Don’t be fooled by the veneer of science. The fracking ban was a political calculation, made possible by Cuomo’s re election and public opinion polls that now tilt against it.
In his report, Zucker states that “a guarantee of absolute safety is not required” in order to let hydrofracking proceed. He acknowledges that “absolute scientific certainty” about the safety of such a complex activity as high volume hydraulic fracturing is unlikely ever to be achieved. What we do know is sufficiently disturbing to warrant the ban, Zucker decided.
It is a subjective judgment. The state of Maryland assessed the same body of research and came to the opposite conclusion.
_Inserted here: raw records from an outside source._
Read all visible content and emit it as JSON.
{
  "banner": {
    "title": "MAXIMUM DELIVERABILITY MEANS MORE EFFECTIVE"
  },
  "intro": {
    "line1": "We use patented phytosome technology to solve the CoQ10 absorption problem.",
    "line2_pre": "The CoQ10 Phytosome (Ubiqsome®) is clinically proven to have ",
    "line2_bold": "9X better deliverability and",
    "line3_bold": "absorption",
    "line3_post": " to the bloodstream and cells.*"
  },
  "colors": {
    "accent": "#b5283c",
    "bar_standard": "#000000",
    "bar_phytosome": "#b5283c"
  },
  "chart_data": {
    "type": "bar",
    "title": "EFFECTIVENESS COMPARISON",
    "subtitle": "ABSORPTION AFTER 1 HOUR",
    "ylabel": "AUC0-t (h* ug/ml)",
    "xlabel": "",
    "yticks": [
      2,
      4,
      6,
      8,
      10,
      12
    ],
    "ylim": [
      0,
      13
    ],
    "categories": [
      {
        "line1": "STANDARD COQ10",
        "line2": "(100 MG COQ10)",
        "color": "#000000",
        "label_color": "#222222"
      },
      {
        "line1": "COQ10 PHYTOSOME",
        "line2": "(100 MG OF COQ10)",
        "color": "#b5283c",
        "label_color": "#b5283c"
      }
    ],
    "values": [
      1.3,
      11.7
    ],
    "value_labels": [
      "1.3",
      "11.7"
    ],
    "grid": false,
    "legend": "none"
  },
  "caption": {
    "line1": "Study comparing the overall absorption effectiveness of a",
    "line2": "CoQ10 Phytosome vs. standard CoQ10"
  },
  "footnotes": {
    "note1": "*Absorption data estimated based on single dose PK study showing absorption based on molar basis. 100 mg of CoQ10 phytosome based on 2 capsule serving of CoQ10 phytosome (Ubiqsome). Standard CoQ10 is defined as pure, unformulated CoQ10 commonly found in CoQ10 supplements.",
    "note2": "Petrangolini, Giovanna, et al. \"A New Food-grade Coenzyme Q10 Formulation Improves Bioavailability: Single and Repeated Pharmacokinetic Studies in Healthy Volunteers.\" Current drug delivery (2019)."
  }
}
The fracking ban lets New York off the hook in several respects.
By deciding the risks of fracking are too great, the state never gets around to balancing them against any potential rewards.
We are not blind to the environmental toll fracking has taken in states that pursued shale gas riches without proper regulation or oversight. Could New York have done better?
Could it have asked “Is there a way to do this right?” Instead, it appears to have approached it from the opposite bias it can never be done right.
In accepting Zucker’s recommendation, state Department of Environmental Conservation Commissioner Joe Martens noted the reduced profitability of fracking, now that about 60 percent of the state’s land has been taken off the table through strict regulation and local moratoriums. Others have noted the falling price of natural gas as a reason not to pursue natural gas exploration. Those factors are for the market to decide, not the government.
Meanwhile, the fracking ban sentences residents and landowners in the Southern Tier to a future of economic despair. New Yorkers can see prosperity across the state line in Pennsylvania, but all they can taste is the commerce that dribbles over the border.
Our state is staggering under heavy taxes, living off of one time windfalls from Wall Street settlements and pinning its hopes for an economic resurgence on casino gambling. Could fracking have been a game changer? We’ll never know.